O fato é que vivemos uma sociedade extremamente machista, e mesmo com muitos avanços, ser mulher no Brasil é um ato de resistência. Mas Sophia sabe, que se estamos onde estamos, e temos ‘’direitos iguais’’, é porque muitas mulheres lutaram antes de nós.

Segundo a garota, o conhecimento é a chave para nos fortalecer e mudarmos a realidade em que vivemos. “Ter consciência na hora de votar, por exemplo, é um impacto direto da educação. E, principalmente, para nós mulheres, as escolhas políticas e sociais têm um impacto ainda maior, por isso estou sempre ativa no que diz respeito ao meu futuro e ao de milhões de outras mulheres”.

Ainda precisamos avançar muito na representatividade feminina na política

Estamos em 2021, e o Brasil perde para quase todos os países da América Latina em percentuais de participação política de mulheres. As mulheres são 15% dos integrantes na Câmara Federal. Mesmo com todos os problemas, o Parlamento do Afeganistão tem 27% de mulheres.

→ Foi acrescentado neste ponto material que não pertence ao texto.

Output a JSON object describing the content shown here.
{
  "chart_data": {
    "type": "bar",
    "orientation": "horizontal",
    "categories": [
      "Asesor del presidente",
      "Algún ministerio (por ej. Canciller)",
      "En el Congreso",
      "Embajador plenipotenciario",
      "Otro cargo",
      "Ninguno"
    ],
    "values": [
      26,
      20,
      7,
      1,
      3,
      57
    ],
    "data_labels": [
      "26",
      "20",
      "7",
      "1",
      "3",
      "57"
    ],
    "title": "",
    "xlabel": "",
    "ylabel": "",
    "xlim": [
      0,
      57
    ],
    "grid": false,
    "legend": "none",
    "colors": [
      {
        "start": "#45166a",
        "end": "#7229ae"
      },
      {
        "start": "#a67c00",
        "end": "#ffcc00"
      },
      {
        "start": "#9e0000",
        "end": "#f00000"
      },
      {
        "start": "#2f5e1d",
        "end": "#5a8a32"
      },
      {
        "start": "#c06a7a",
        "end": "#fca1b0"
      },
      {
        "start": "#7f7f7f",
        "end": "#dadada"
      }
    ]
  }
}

O Brasil ocupava, em julho, a posição 140º no que se refere à participação política feminina, em uma escala que contempla 192 países pesquisados pela União Interparlamentar. O País está atrás de todas as nações da América Latina, com exceção do Paraguai e do Haiti.

As meninas são a esperança na mudança social que o Brasil precisa. Meninas, vocês têm potencial para mudar o mundo. Parece grande pensar assim, mas só nós podemos conseguir mudar o rumo de nossas histórias. Já avançamos muito, adquirimos muitos direitos, mas ainda precisamos de mais reconhecimento. A presença feminina deve estar em todos os espaços, porém, é necessário coragem para estarmos na linha de frente da luta pelos nossos direitos.

 

Milena Oliveira, 25 anos, jornalista e pôs-grudanda em Comunicação Organizacional e Estratégias Digitais. Apaixonada por leitura, jiu-jítsu e confeitaria.